ParBrian KoomeBrian Koome
4 minutes de lecture -
IA
  • Les puces d'IA offrent un potentiel de mise à niveau des PC, mais se heurtent à des obstacles économiques et de compatibilité.
  • Qualcomm met en avant le Snapdragon X Elite par rapport à l'Apple M3, et l'intégration à l'écosystème est un atout pour Apple.
  • Les processeurs d'IA embarqués pourraient permettre des mises à niveau matérielles allant au-delà de l'IA cloud actuelle.

L'IA est à l'origine de l'ère des technologies révolutionnaires. Cette question pertinente nous amène à nous demander si l'intelligence artificielle provoquera un supercycle des tablettes et des ordinateurs portables d'ici un ou deux ans.

Le débat sur le supercycle de l'IA

Une ère de supercycle se caractérise par une forte augmentation des ventes et des mises à niveau de PC, grâce à des développements technologiques fascinants qui donnent aux particuliers et aux entreprises de nombreuses raisons de mettre à niveau leurs appareils plus rapidement.

Le secteur des PC a plus de chances de bénéficier de la fin de la pandémie qu'il n'en bénéficie actuellement, car ses ventes, comme celles d'autres secteurs, semblent s'être stabilisées depuis la fin de la pandémie.
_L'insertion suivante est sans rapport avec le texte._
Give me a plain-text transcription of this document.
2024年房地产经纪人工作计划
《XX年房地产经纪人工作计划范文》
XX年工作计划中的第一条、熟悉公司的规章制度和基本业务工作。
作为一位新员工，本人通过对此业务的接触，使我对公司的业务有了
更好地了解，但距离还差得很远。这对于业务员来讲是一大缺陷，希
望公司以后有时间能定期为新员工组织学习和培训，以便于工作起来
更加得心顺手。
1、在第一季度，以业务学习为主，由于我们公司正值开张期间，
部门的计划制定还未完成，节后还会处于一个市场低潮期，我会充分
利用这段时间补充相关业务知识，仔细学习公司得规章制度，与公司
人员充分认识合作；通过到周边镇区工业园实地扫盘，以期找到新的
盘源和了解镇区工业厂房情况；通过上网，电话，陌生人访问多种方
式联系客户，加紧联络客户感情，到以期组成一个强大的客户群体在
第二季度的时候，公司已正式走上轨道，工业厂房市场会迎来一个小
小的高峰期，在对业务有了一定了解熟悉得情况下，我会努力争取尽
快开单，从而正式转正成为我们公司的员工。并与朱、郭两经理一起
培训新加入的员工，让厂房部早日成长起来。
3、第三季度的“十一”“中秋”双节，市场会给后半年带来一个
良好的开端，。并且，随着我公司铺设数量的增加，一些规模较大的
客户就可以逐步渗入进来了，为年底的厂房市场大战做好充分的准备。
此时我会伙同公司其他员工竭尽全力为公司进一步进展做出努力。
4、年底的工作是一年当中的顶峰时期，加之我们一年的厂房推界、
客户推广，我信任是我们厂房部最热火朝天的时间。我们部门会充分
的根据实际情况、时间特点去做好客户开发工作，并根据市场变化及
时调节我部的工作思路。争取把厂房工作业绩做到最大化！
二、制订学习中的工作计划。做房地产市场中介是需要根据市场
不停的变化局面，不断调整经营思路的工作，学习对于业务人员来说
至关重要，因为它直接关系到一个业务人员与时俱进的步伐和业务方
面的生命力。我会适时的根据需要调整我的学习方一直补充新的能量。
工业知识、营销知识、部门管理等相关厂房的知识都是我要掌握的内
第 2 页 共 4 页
Comme toute technologie révolutionnaire, l'IA reste floue et son impact sur les marchés grand public et professionnels est très complexe et nécessite une analyse approfondie. Des fabricants ont présenté en avant-première des ordinateurs portables fins et légers dotés de plateformes mobiles intégrées intégrant l'IA A1. Intel, AMD et Qualcomm, quant à eux, la déploieront au niveau matériel dès cette année.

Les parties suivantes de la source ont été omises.